Professor of Anthropology and of African and African American Studies J. Lorand Matory recently told the Crimson that “the criticism of Israel was appropriate because of the ‘extraordinary’ support that the country has received from the U.S. and other Western governments.” Matory’s comment indicates that he is less bothered by the crimes of countries that the U.S. does not support, like Iran and Syria; while at the same time, he completely disregards the importance of supporting our only democratic ally in the Middle East.

This is moral relativism at its most dangerous; refusing to recognize the partnership that Israel has with the United States and its allies while making it a target for condemnation on par with terrorist states is not liberal open-mindedness, its just plain wrong. Israel’s humanitarian, technological, medical, and scientific contributions must also be mentioned in any balanced debate. Their consistent omission in the academic rhetoric is what makes it so easy for the public to see Israel’s wrongs in unduly high relief. Even worse, when activists like Matory are not too busy condemning Israel, their relative silence on other human rights tragedies like Darfur speaks volumes.

A little further down JFK Street, the former academic dean of the Kennedy School of Government, Belfer Professor of International Affairs Stephen Walt has published a paper with a colleague at the University of Chicago that claims that there is an all-powerful Jewish lobby in the United States that sustains support for an immoral state of Israel. While the bias and shoddiness of the paper’s research have already been well documented, the actual message of the paper is even more troublesome.

Indeed, the authors assertions seem to mirror those found in any two-bit anti-Zionist tract, holding that Israel lacks any moral claim to American support, because the “creation of Israel entailed a moral crime against the Palestinian people,” in addition to the grossly exaggerated and inaccurate claim that Israel has continued to commit crimes against Palestinians including “massacres … and rapes by Jews.” And this is from the former academic dean of the Kennedy School. If this is what Harvard’s top professors are teaching and writing, then the BBC’s survey results holding Israel as the worst country in the world should come as very little surprise.

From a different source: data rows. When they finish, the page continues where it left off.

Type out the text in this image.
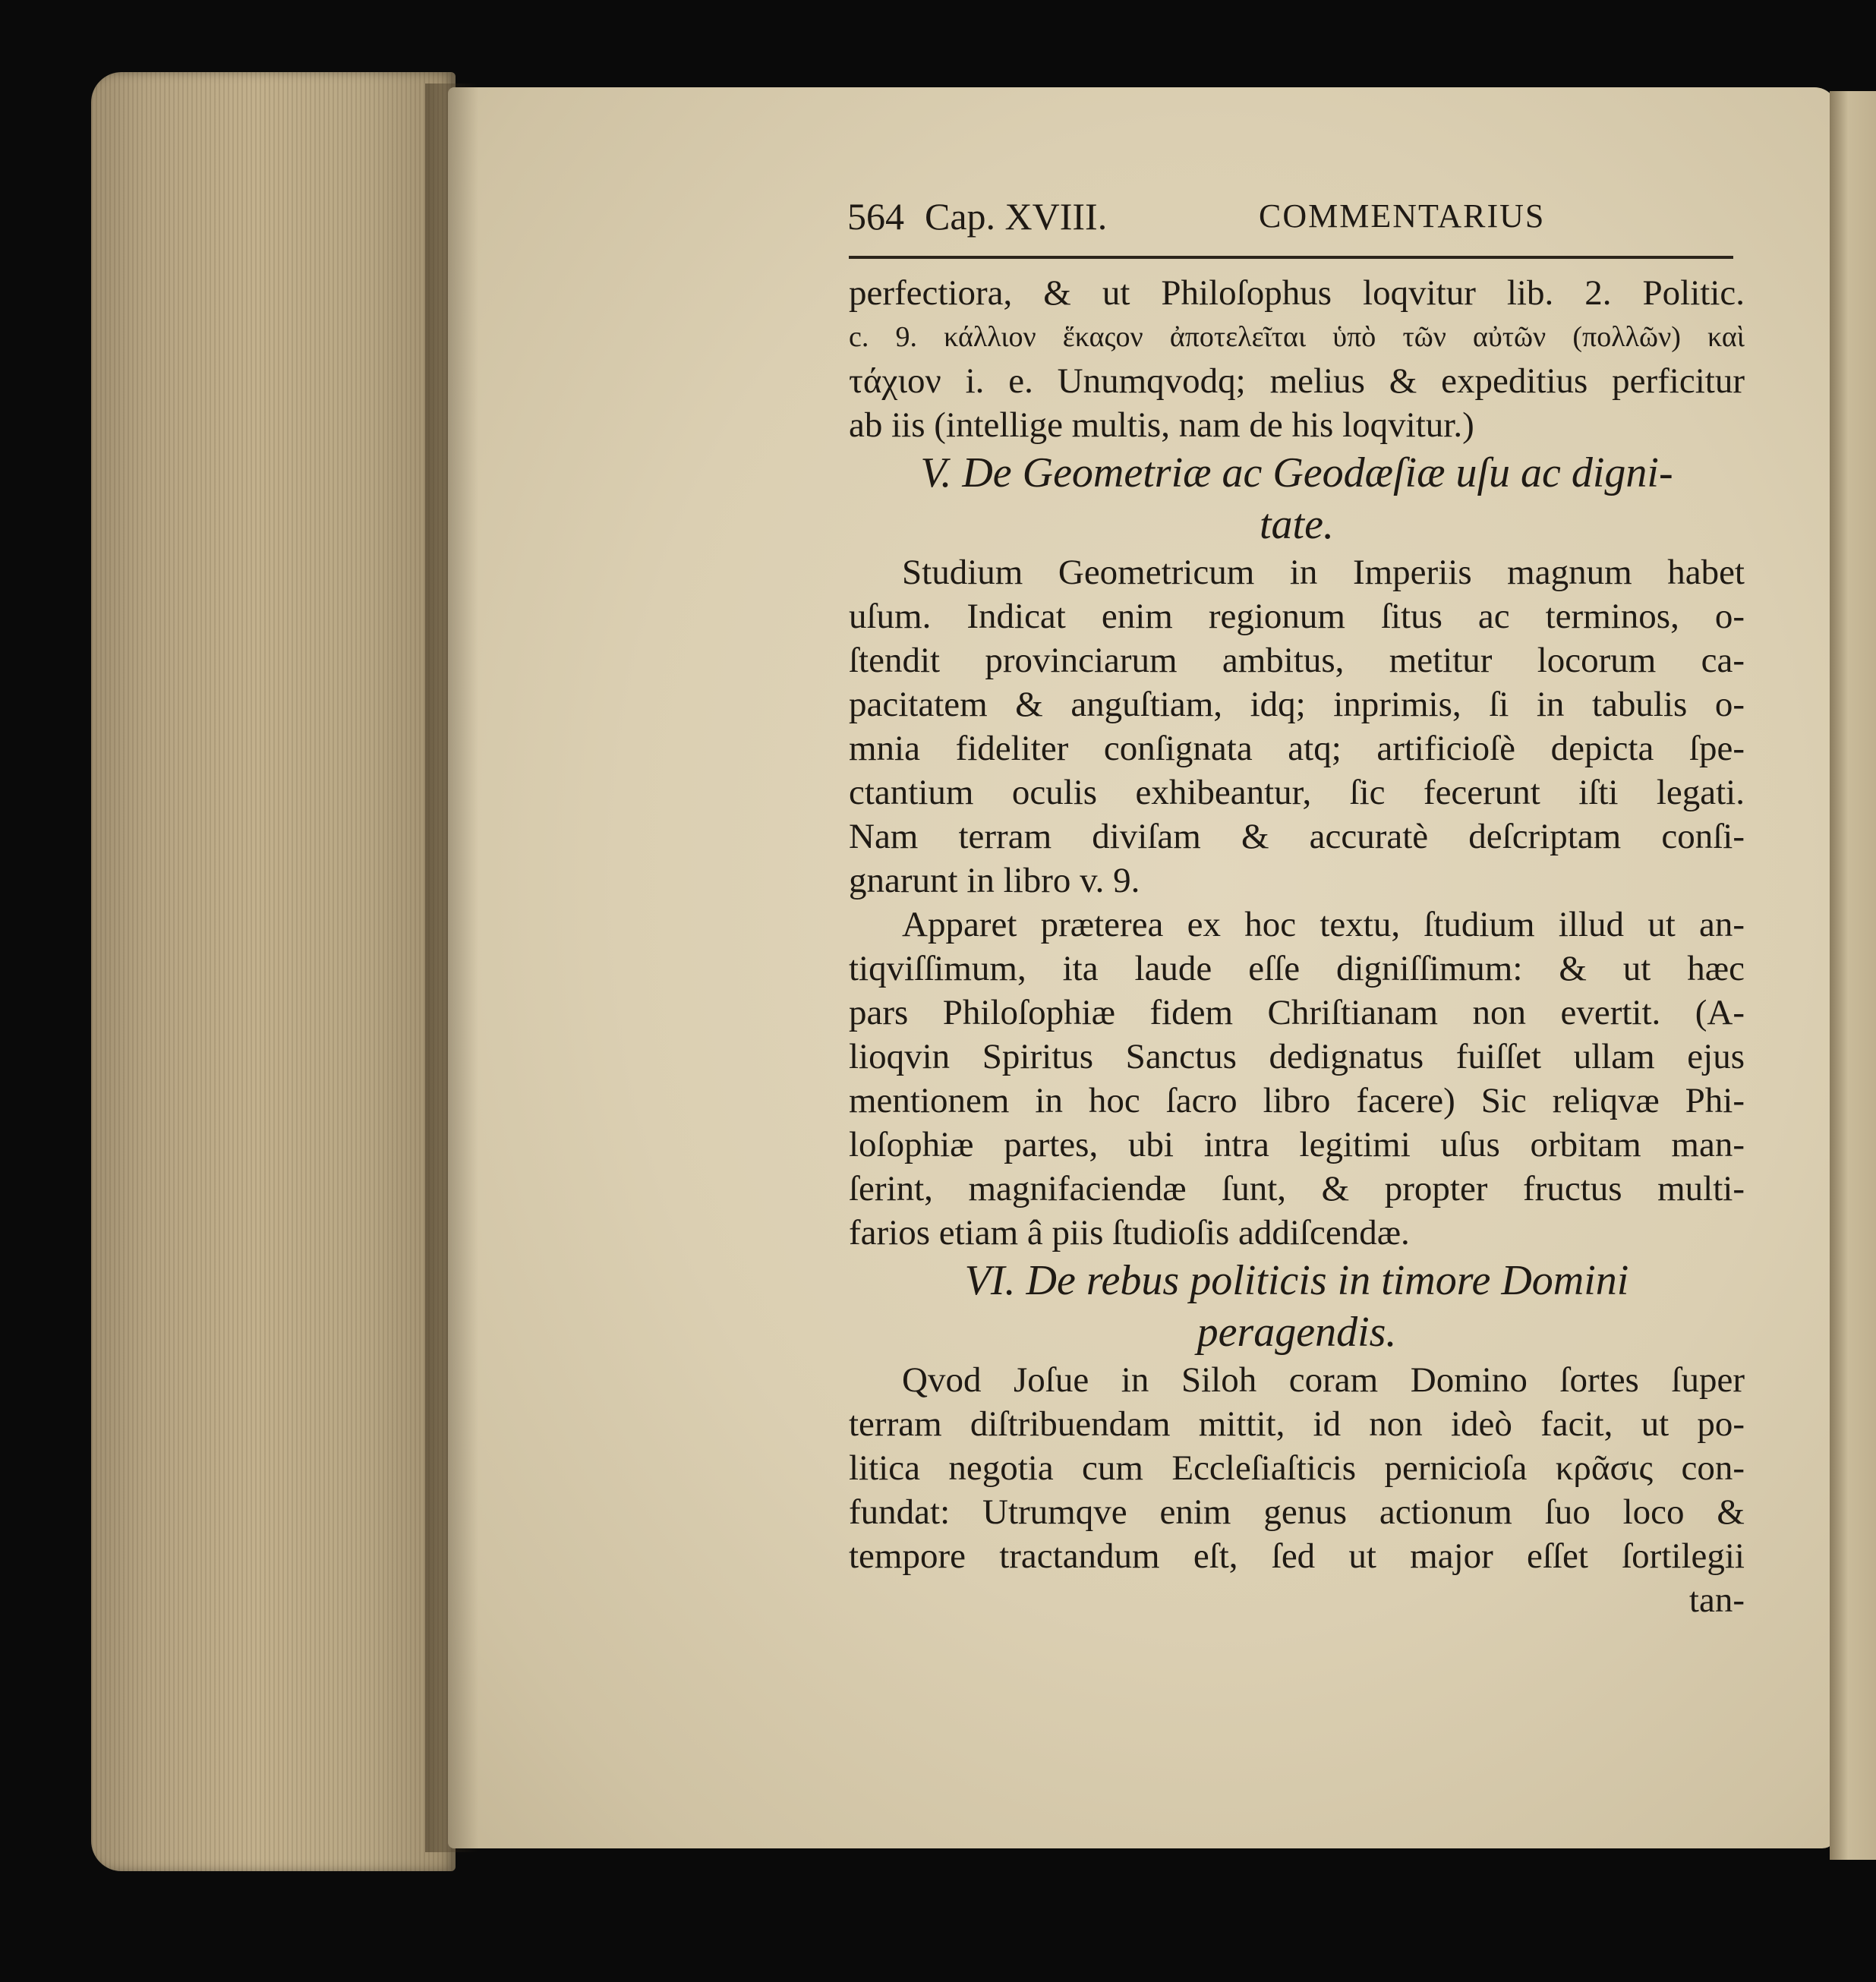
564 Cap. XVIII.	COMMENTARIUS
perfectiora, & ut Philoſophus loqvitur lib. 2. Politic.
c. 9. κάλλιον ἕκαςον ἀποτελεῖται ὑπὸ τῶν αὐτῶν (πολλῶν) καὶ
τάχιον i. e. Unumqvodq; melius & expeditius perficitur
ab iis (intellige multis, nam de his loqvitur.)
V. De Geometriæ ac Geodæſiæ uſu ac digni-
tate.
Studium Geometricum in Imperiis magnum habet
uſum. Indicat enim regionum ſitus ac terminos, o-
ſtendit provinciarum ambitus, metitur locorum ca-
pacitatem & anguſtiam, idq; inprimis, ſi in tabulis o-
mnia fideliter conſignata atq; artificioſè depicta ſpe-
ctantium oculis exhibeantur, ſic fecerunt iſti legati.
Nam terram diviſam & accuratè deſcriptam conſi-
gnarunt in libro v. 9.
Apparet præterea ex hoc textu, ſtudium illud ut an-
tiqviſſimum, ita laude eſſe digniſſimum: & ut hæc
pars Philoſophiæ fidem Chriſtianam non evertit. (A-
lioqvin Spiritus Sanctus dedignatus fuiſſet ullam ejus
mentionem in hoc ſacro libro facere) Sic reliqvæ Phi-
loſophiæ partes, ubi intra legitimi uſus orbitam man-
ſerint, magnifaciendæ ſunt, & propter fructus multi-
farios etiam â piis ſtudioſis addiſcendæ.
VI. De rebus politicis in timore Domini
peragendis.
Qvod Joſue in Siloh coram Domino ſortes ſuper
terram diſtribuendam mittit, id non ideò facit, ut po-
litica negotia cum Eccleſiaſticis pernicioſa κρᾶσις con-
fundat: Utrumqve enim genus actionum ſuo loco &
tempore tractandum eſt, ſed ut major eſſet ſortilegii
tan-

Judging by the discomforting and largely unacademic content of the articles and public statements emanating from Harvard, we fail the world as one of its premier universities in that we condone and even promote viewing Israel as one of the most evil countries existing today. Following Harvard’s lead, professors and students from all corners of the globe remain too busy fighting the “good fight:” against Israel, while those harbingers of democracy and human rights like Iran, Sudan, North Korea, and Russia are left relatively free to continue their oppressive and even criminal policies. A more balanced debate about Israel rather than knee-jerk condemnation will lead to better informed and better educated citizens of the world, surely a goal to which Harvard aspires.

Michael D. Schor ’07 is an economics concentrator in Lowell House. He is a member of the Harvard Chapter of the American Jewish Committee.